The principal divisions of Karma are three in number. One sort is that now operating in the present life and body, bringing about all the circumstances and changes of life. Of this we see illustrations every day, with now and then strange climaxes which throw upon the doctrine the brightest light. One such is immortalized in India by a building erected by the favored son of fortune, as we would say, and thus it came about. A Rajah had a very strange dream, so affecting that he called upon his soothsayers for interpretation. They said that their horoscopes showed he was required next day to give an immense sum of money to the first person he should see after awaking, their intention being to present themselves at an early hour. Next day the King arose unusually early, stepped to his window, threw it open, and there before him was a chandalah sweeping up the dirt. To him he gave a fortune, and thus in a moment raised him to affluence from abject poverty. The chandalah then built a huge building to commemorate his sudden release from the grinding chains of poverty.

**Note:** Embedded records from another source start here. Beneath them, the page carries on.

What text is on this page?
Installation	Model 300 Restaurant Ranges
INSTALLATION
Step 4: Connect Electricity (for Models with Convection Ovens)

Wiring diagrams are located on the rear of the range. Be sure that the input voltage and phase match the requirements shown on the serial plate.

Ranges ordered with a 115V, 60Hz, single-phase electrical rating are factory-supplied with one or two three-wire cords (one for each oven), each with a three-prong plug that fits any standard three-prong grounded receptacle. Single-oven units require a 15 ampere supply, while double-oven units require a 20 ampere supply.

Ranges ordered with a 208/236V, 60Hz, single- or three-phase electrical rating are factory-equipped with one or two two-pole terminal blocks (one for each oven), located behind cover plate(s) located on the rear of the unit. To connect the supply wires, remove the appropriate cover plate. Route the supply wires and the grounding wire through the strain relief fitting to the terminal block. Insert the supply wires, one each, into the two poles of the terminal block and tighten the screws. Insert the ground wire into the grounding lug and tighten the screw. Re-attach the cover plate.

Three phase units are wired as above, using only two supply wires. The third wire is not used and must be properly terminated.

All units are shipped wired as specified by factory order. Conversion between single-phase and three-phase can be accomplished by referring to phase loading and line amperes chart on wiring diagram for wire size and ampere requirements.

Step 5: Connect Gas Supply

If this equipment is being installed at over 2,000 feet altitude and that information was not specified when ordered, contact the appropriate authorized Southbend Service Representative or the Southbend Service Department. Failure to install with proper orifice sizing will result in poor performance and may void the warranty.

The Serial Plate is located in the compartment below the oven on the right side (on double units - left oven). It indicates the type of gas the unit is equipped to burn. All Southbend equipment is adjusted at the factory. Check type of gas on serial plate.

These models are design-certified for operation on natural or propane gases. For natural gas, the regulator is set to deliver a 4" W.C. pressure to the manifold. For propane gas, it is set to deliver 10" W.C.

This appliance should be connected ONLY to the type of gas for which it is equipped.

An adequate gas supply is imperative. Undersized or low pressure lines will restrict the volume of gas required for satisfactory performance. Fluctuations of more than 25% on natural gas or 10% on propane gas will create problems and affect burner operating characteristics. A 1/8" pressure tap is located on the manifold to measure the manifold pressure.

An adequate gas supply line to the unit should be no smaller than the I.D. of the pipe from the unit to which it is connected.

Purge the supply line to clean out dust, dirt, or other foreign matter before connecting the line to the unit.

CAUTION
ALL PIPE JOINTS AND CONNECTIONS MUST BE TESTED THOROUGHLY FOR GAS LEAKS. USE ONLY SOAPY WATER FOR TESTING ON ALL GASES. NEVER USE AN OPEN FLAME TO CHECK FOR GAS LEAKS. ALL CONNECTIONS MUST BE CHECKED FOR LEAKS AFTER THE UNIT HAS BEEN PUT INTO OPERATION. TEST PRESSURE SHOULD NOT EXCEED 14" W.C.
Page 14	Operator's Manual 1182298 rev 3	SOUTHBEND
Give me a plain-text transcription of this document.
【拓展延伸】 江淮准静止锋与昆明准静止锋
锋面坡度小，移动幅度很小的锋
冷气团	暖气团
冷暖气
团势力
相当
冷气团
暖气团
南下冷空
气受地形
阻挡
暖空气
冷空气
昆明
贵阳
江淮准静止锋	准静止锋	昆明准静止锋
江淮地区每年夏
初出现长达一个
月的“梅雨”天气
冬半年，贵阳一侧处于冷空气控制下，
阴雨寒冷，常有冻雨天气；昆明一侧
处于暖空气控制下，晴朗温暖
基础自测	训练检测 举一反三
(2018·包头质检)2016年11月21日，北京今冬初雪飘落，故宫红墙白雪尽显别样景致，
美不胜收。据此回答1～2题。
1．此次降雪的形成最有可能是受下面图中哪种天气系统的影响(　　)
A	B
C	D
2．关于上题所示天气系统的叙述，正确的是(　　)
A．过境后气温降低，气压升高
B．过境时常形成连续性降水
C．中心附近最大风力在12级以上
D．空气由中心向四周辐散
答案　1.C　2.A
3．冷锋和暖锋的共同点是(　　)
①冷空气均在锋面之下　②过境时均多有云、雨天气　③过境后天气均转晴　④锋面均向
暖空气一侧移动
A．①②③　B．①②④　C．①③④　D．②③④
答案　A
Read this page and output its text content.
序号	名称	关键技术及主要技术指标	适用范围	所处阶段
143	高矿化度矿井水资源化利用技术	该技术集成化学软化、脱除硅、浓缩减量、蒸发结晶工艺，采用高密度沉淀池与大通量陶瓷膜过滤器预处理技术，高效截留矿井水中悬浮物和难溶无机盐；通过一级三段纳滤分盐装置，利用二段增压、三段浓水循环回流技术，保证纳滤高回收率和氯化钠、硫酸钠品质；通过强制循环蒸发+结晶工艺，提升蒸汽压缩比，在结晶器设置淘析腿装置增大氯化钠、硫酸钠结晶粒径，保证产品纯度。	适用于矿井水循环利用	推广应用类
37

Another class of Karma is that which is held over and not now in operation because the man does not furnish the appropriate means for bringing it into action. This may be likened to vapor held in suspension in the atmosphere and not visible to the eye, but which will fall as rain upon the earth the moment conditions are ripe.

The last chief class is that Karma which we are making now, and which will be felt by us in future births. Its appropriate symbol is the arrow shot forward in the air by the archer.